Embaraçosamente, tinha-me tornado tão familiarizado com a mensagem maior que queria partilhar com eles que todas essas "mortes dos primogénitos" eram como danos colaterais numa história triunfal. Mas depois daquele rapaz ter gaguejado lenta e dolorosamente através da passagem, eles já não eram mais. Cinco adolescentes educados, sem qualquer desejo de me envergonhar ou desafiar, apenas assumiram que eu teria uma explicação. Na altura não tinha nenhuma boa, e agora só tinha uma parcial.
É uma prova do poder da história da Páscoa que ainda se observa até hoje. Os nossos irmãos e irmãs judeus encontram nela a libertação, mas, tal como algumas das outras histórias do Antigo Testamento, ainda é difícil de ouvir.
Nós cristãos, claro, lemos a história da Páscoa como uma que prefigura outro acontecimento, outra história que fala de libertação, nomeadamente a nossa libertação da nossa escravidão para o pecado e a morte - a história mais difícil de ouvir no Novo Testamento.

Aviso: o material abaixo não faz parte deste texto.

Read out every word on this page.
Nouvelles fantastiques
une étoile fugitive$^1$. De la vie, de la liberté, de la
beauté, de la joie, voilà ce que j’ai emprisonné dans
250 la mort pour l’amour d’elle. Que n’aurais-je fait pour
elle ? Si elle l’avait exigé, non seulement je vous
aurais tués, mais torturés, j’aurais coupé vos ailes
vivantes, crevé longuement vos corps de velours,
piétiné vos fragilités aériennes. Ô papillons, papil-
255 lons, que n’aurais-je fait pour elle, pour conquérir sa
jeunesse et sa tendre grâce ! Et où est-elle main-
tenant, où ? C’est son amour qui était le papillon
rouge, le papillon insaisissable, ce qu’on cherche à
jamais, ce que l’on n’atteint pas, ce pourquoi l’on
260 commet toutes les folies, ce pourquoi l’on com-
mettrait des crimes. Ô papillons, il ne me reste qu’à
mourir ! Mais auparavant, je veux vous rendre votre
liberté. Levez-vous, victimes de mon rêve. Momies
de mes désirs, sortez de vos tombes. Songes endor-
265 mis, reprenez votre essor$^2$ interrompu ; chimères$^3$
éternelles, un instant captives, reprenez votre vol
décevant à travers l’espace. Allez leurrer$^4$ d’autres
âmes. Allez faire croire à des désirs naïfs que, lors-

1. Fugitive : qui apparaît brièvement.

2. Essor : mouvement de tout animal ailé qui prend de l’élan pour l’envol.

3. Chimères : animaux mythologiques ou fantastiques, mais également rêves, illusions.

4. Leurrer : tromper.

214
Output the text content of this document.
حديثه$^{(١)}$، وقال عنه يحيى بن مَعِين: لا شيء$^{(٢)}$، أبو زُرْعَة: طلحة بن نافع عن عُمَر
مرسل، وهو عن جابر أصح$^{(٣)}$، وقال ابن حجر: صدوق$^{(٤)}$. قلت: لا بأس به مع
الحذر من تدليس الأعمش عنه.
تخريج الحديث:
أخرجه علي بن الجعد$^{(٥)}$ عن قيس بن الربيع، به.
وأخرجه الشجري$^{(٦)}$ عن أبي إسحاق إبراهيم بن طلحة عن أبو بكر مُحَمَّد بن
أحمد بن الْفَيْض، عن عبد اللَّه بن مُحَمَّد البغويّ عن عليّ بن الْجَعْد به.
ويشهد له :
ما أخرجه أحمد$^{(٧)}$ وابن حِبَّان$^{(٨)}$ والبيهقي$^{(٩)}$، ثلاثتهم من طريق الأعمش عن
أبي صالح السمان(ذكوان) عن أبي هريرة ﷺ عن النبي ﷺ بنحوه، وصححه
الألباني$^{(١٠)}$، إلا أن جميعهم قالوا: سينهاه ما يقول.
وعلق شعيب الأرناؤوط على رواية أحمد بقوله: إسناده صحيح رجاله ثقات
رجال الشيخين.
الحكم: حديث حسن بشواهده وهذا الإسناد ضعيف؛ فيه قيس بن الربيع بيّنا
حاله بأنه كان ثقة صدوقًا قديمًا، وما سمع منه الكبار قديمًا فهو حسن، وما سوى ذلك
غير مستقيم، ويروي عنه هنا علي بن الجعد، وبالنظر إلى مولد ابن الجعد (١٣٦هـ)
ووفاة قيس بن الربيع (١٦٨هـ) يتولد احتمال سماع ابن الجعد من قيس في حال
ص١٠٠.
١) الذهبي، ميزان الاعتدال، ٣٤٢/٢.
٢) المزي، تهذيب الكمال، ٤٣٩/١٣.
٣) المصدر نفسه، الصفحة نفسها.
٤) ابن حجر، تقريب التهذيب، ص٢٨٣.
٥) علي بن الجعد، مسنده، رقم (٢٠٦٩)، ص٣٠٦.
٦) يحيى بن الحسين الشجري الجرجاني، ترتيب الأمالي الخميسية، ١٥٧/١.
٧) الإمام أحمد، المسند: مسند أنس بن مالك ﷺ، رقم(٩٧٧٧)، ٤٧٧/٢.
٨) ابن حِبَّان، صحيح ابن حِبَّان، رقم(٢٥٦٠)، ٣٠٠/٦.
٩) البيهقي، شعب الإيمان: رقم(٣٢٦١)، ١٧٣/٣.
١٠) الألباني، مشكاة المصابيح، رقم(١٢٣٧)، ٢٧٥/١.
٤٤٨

A grande libertação dos israelitas naquela noite escura e misteriosa da Páscoa, é um precursor da Última Ceia, quando, com profundo simbolismo, Jesus disse: "tomai, comei, isto é o meu corpo, partido por vós, e bebei, isto é o meu sangue, derramado por vós". Assim, o sangue dos cordeiros da Páscoa escovado nas ombreiras das portas e nos lintéis, e todas essas mortes dos primogénitos no Egipto, prefigura o dia em que Jesus, o primogénito de toda a criação, se torna o nosso cordeiro da Páscoa, e assim, na sua morte, encontramos a nossa libertação e libertação.
Numa altura ou noutra, lutamos para contar esta história, e pelo menos em parte, fazemo-lo porque há toda aquela morte a atrapalhar o caminho. Mas ninguém consegue desviar o olhar dela, pelo menos não por muito tempo. Ela está lá, o tempo todo, todos os dias.
A morte é uma grande barreira com que temos de nos defrontar. Por vezes, confrontamo-la com questões simples e profundas: "Por quanto tempo, ó Senhor" (Salmo 13)? "Na morte não há lembrança de ti; no Seol, quem te pode dar louvores" (Salmo 6)? E: "Meu Deus, meu Deus, porque me abandonaste" (Salmo 22)? Quando ouvimos estas perguntas ardentes, ouvimos Jesus no Jardim e na cruz. Fazemos as perguntas em conjunto com ele.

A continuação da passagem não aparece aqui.